At times of stress, such as the Iraqi-Iranian war, the whole country was facing the threat and these things were not important because everyone was defending their country. In the nineties, because of the regime and because of the general instability, people started looking for religion as a savior or as a relief to help them go on with their lives. The differences started deepen more.
Now, because of the lawless state we're living and because of many different mistakes here and there, people are joined together by tribal and religious similarities and are against each other because of tribal and religious differences.

We need a lot of time to burry these differences and tensions but with many "neutral" people leaving the country, this is not happening anytime soon.

aNarki-13 said...

Sectarianism: --people using stuff other (dead) people argued about thousands of years ago as a basis to erase those who are too inconvenient.

--something as stupid and baseless as racism.

How long has it existed? Sectariansim has not existed for long, DIFFERENCES have. we've had our sunni-shi'i-subba-yezidi-kurdi-arabi differences since ever..

we've always been a bit racist, which accounts to the same in my book :) however our awareness of others (as friends and maybe relatives) always outweighed our dislike of them.

with the change in mentalities that came with the long wars and global punishment we've been thru, any soft bits (e.g. moderation) got pushed aside and only the hard edges of personality remained.

It showed up in Baghdad a bit later than other places, because Baghdad always tried to be a melting pot of sorts.

1. are the tensions real?
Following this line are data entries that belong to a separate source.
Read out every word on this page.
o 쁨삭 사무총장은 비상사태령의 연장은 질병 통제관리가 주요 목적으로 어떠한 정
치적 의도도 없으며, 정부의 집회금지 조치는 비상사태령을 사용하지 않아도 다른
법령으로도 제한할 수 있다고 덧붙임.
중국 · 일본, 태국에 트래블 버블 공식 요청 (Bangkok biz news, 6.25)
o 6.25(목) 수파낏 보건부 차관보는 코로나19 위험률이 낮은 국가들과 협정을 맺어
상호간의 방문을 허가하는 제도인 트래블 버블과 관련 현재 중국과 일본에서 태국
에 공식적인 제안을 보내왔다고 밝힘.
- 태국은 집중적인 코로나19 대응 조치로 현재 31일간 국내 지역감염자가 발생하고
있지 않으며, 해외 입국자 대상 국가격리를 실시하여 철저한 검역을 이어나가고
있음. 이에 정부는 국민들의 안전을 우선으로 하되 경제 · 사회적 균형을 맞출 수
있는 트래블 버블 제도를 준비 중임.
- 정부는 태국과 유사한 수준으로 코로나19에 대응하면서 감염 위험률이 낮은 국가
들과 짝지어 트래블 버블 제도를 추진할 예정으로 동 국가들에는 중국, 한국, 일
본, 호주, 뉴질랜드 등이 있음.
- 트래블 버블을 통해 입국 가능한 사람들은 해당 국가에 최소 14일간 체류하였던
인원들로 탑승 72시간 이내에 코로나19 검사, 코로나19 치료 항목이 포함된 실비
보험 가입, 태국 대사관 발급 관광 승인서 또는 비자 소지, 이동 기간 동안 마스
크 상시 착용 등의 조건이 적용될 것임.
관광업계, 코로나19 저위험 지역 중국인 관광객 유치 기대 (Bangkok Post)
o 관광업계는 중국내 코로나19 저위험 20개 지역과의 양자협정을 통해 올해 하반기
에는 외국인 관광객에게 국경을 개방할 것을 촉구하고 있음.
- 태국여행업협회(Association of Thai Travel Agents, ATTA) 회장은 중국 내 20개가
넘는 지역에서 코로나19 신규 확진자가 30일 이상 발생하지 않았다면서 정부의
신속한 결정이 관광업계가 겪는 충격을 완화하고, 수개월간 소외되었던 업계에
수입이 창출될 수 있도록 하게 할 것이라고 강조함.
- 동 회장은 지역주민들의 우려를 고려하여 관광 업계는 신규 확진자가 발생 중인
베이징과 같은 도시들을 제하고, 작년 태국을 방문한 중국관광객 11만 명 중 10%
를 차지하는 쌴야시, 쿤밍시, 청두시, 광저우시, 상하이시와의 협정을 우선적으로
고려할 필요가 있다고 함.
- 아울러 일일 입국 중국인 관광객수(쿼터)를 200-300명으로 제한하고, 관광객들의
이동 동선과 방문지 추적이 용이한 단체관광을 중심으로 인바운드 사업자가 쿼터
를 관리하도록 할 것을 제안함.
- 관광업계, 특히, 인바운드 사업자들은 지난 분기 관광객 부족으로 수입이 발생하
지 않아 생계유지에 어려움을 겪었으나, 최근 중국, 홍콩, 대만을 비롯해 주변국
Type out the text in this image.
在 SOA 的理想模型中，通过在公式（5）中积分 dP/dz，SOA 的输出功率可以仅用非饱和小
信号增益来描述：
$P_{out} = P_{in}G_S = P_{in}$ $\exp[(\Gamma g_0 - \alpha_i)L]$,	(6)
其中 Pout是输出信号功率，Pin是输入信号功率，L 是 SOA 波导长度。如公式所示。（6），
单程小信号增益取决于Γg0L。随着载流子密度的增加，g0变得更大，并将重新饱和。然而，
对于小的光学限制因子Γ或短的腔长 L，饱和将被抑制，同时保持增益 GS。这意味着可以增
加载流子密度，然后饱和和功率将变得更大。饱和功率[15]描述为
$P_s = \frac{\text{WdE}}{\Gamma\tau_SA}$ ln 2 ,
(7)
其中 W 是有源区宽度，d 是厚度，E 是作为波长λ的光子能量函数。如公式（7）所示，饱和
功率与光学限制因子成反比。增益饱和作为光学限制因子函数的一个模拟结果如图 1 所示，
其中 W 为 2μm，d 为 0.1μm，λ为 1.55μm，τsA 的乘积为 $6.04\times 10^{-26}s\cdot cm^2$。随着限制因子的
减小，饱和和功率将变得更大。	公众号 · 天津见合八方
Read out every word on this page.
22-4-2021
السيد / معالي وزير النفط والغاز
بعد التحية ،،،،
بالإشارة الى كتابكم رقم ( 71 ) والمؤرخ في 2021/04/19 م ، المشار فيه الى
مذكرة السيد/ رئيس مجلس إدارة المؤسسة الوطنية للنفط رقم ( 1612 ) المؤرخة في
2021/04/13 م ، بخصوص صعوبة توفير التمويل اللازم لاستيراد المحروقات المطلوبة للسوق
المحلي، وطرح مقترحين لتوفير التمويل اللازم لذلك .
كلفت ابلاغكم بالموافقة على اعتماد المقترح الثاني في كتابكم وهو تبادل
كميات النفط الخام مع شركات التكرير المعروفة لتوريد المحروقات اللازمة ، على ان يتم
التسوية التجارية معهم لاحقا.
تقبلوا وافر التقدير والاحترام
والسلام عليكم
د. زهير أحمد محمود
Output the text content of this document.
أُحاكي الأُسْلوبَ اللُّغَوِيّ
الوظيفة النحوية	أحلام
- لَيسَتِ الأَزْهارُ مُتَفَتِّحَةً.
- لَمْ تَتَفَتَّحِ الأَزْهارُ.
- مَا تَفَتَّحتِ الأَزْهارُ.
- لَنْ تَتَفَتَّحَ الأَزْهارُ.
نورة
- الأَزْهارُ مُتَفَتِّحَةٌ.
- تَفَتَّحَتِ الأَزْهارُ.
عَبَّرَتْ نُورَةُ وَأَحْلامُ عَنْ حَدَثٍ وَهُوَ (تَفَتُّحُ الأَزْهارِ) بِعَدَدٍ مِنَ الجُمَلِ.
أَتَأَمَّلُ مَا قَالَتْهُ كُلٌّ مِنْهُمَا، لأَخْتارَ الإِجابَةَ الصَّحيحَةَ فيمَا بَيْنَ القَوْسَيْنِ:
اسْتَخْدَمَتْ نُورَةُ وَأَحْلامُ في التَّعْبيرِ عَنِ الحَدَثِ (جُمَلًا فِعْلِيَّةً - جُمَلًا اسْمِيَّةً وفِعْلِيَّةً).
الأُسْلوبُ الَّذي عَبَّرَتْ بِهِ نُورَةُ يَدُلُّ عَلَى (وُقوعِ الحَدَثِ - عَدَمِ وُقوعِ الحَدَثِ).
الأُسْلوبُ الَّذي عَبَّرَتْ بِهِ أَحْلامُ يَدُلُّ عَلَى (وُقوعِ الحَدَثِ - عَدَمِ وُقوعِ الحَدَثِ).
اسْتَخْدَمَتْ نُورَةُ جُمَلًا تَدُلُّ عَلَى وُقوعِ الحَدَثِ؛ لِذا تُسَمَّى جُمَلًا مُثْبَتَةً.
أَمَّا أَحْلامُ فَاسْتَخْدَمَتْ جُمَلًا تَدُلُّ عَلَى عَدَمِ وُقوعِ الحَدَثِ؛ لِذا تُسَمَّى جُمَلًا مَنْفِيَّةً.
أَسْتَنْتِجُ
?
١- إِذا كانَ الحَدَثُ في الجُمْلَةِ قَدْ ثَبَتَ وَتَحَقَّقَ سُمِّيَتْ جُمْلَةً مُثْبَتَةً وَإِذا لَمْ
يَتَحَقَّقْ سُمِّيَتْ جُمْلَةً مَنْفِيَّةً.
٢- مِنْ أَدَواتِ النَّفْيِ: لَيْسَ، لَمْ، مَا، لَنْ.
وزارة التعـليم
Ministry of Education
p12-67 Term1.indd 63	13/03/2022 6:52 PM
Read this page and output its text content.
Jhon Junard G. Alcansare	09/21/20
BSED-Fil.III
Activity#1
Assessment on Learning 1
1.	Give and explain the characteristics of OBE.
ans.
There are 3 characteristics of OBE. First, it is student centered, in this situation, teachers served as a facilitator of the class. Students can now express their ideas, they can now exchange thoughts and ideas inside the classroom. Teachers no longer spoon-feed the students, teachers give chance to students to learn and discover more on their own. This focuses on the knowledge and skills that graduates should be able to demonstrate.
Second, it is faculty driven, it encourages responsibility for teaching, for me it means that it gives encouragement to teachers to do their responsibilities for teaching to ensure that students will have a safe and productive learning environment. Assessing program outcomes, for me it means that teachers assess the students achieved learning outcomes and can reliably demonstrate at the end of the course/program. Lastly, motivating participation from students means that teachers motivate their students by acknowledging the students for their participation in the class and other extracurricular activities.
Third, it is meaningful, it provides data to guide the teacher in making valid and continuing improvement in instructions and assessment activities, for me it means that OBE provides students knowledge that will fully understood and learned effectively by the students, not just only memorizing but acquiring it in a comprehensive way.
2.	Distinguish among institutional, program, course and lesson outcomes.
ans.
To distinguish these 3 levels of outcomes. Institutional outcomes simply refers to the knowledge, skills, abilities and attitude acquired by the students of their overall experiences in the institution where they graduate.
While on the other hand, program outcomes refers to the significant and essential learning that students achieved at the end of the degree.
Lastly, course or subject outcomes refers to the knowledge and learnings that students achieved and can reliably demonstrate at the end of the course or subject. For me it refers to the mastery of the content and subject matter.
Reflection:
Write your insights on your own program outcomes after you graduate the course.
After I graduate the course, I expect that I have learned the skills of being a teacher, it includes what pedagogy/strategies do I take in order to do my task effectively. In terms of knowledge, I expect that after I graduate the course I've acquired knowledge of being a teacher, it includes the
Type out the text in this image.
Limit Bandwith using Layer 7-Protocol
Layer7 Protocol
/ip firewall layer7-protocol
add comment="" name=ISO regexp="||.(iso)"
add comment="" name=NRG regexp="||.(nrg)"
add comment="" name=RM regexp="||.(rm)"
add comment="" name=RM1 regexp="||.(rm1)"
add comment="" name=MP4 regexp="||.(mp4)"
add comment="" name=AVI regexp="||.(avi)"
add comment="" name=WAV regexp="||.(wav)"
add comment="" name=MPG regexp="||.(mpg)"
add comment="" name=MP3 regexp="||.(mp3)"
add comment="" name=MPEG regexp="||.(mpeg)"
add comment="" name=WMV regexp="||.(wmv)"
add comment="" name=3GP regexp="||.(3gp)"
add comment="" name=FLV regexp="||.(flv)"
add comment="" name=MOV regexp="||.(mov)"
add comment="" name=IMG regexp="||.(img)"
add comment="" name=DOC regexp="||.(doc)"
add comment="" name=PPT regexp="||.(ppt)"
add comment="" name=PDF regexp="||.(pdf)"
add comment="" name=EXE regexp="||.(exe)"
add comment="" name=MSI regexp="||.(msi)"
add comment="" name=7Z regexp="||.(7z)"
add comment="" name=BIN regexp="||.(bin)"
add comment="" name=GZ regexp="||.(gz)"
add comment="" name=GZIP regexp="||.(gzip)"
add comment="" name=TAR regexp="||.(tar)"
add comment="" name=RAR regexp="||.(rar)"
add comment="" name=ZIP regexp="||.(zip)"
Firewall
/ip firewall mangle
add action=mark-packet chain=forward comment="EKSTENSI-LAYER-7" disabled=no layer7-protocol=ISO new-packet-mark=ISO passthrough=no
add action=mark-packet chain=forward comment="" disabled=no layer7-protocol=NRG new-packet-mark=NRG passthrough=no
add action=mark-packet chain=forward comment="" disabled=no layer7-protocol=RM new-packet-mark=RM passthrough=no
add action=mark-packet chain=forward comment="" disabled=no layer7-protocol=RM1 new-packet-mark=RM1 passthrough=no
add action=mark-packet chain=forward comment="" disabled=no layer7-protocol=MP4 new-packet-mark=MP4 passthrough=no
They DO exist, personally i wouldn't call them real. see point 3 below :)

2. are they deep? people feel them as being deep. is the difference itself deep? hell no.

3. Superficial? yes.

4. are/were they imposed? i would rather say encouraged :) the rest we did ourselves :)

MixMax said...

I won't add more than what anarki-13 mentioned, especially his number 4 answer.

No disrespect, but the time has gone to put these questions beforehand or look for the roots of the problem, especially if we take 13's word "encouraged" into the consideration. time to act, but acting alone won't help matters, and I am not saying to have help from outside/abroad, because this proved to be fatal to Iraq!